Primer premio de relatos cortos de Monturque 2008 (Córdoba)
Es un caballero con abrigo y sombrero el que desliza la puerta corredera del compartimento, entra y murmura un casi inaudible buenos días. A su saludo –si así puede llamarse a lo que se dice con los labios cerrados y a desgana- sólo responde una anciana con una sonrisa extraña y distraída. Los otros cuatro pasajeros le ignoran.
Sujeta en su mano derecha una maleta de poliéster, muy rozada, que con ayuda de la izquierda intenta colocar trabajosamente en el portaequipajes, encima del único asiento libre. Nadie se molesta en ayudarle y a punto está de caérsele al suelo. Cuando lo consigue se acomoda con el abrigo puesto, procurando que los faldones no se le arruguen, y cruza las piernas en un movimiento pausado que pretende ser distinguido y en el que hay cierto altanero desdén hacia los demás viajeros. Su plaza está situada junto a la ventana, delante de una joven que hojea una revista del corazón con portada de Brad Pitt a todo color. La muchacha alza los ojos para observar al recién llegado. No hay el menor interés en su mirada, que apenas dura un par de segundos. Enseguida regresa a las fotos de los famosos. Va vestida con un traje de chaqueta muy holgado que oculta sus formas femeninas. Suspira de vez en cuando mientras va pasando las páginas. Con cada suspiro el pecho se le ensancha para hundirse de inmediato, dando la impresión de que no hay nada debajo de su ropa, sólo aire. Sus facciones no son atractivas, un observador exigente añadiría que vulgares. Se la puede suponer empleada en una gris oficina con horarios abusivos y un salario exiguo, comprometida a un tipo mediocre, a años luz de las imágenes triunfadoras de los astros del celuloide, con el que le une la costumbre por encima del amor. De ahí que su pensamiento esté poblado hora tras hora de mujeres hermosas y hombres arrogantes, ricos y seguros de sí mismos. A ratos alza la cabeza y se queda observando el techo, ensimismada, absorta en sus fantasías, hasta que de nuevo la baja y se hunde en la contemplación resignada del éxito y la belleza.

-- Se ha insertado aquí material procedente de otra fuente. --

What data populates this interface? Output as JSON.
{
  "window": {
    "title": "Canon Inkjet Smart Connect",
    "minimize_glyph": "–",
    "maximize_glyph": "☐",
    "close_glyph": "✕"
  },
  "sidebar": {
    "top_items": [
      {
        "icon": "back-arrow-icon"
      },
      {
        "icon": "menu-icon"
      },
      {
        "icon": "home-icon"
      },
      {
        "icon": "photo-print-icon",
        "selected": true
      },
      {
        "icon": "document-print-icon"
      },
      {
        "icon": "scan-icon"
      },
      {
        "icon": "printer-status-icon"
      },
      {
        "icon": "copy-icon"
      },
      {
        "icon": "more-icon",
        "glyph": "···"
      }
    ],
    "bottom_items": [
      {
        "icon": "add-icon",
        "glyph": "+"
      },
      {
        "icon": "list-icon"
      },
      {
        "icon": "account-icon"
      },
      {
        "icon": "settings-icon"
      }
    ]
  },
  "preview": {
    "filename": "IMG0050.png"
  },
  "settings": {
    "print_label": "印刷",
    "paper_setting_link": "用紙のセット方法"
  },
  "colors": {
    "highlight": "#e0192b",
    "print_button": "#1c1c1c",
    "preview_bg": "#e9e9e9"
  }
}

Es ya mediodía, las doce en punto, y el tren arranca bruscamente. La anciana, situada junto al caballero que acaba de entrar, se sobresalta y se sujeta con firmeza en los apoyabrazos, los huesudos dedos en tensión. Mantiene esa postura rígida como si temiera algún percance imprevisible, aun cuando ahora el vagón, ya fuera de la estación, apenas sufre traqueteo alguno. Sus pupilas están ensombrecidas por un velo a causa de unas cataratas muy acusadas. Observa su alrededor con desconfianza, entrecerrando los párpados para forzar la vista, algo nerviosa. Indudablemente recela de todo lo que le rodea, todo le resulta desconocido y amenazador, en parte porque no lo distingue bien. Al final se relaja, y las manos se posan protectoras en un bolso de plástico azul que descansa en su regazo. Debe de ser su único equipaje, su minúscula fortuna. En su interior la exigua pensión del mes de una viuda sin hijos, solitaria. Pero incluso en su susto y en su suspicacia no ha perdido la sonrisa, como si la tuviese dibujada en el rostro y no pudiera borrarla. Aunque bien mirado –cualquiera en el compartimento que fuera un poco curioso lo habría advertido de inmediato- en su boca lo que hay es una mueca forzada por efecto de las comisuras desniveladas de sus labios, ese rictus tan característico de las personas que han sufrido una apoplejía. Al rato cierra los párpados y se sumerge, en apariencia, en un sueño profundo poblado, tal vez, de visiones o recuerdos confusos por culpa del leve derrame que meses atrás le afectó parte del cerebro
Junto a la muchacha entretenida con las páginas de Hola se sienta un hombre. Su imagen se refleja parcialmente en el cristal de la ventana mientras el tren circula pegado a la tapia de una fábrica. Pero es una imagen que va y viene, que es clara o borrosa según sea lo que haya en el exterior, que llega a desaparecer incluso si ningún obstáculo entorpece la luz del mediodía. Es un tipo nervioso absorto en lo que contiene su maletín de mano, de cuero negro brillante, sobre el que se inclina: un variado muestrario de artículos de perfumería. De tanto en tanto escribe algo en un minúsculo bloc de anillas o se ajusta las gafas; o se queda pensativo, para volver rápidamente a sus colonias, perfumes, lápices de labios, cajas de maquillaje con el entrecejo fruncido por las preocupaciones. Ahora, sobre un listado de ordenador hace dos rápidas tachaduras con el bolígrafo. ¿Será sólo eso lo que ha vendido? Podría ser. Suda y se pasa los dedos de la mano derecha por los cabellos, demasiado negros y lustrosos, como de galán de cine de los años treinta, para la edad que descubren las arrugas grabadas en su rostro. Es un tipo envejecido que con tintes y brillantinas de baja calidad pretende rejuvenecer su aspecto de hombre angustiado, roto, harto de viajar, de luchar contra una competencia brutal, de llevar a su casa unas comisiones exiguas después de esfuerzos inútiles a los que, sin embargo, se ve abocado a diario. Sus meditaciones y únicas preocupaciones están inundadas de cifras, de números que no cuadran, de pagos e impagos, de ventas posibles y devoluciones ciertas, de saldos en números rojos a final de mes en su cuenta bancaria.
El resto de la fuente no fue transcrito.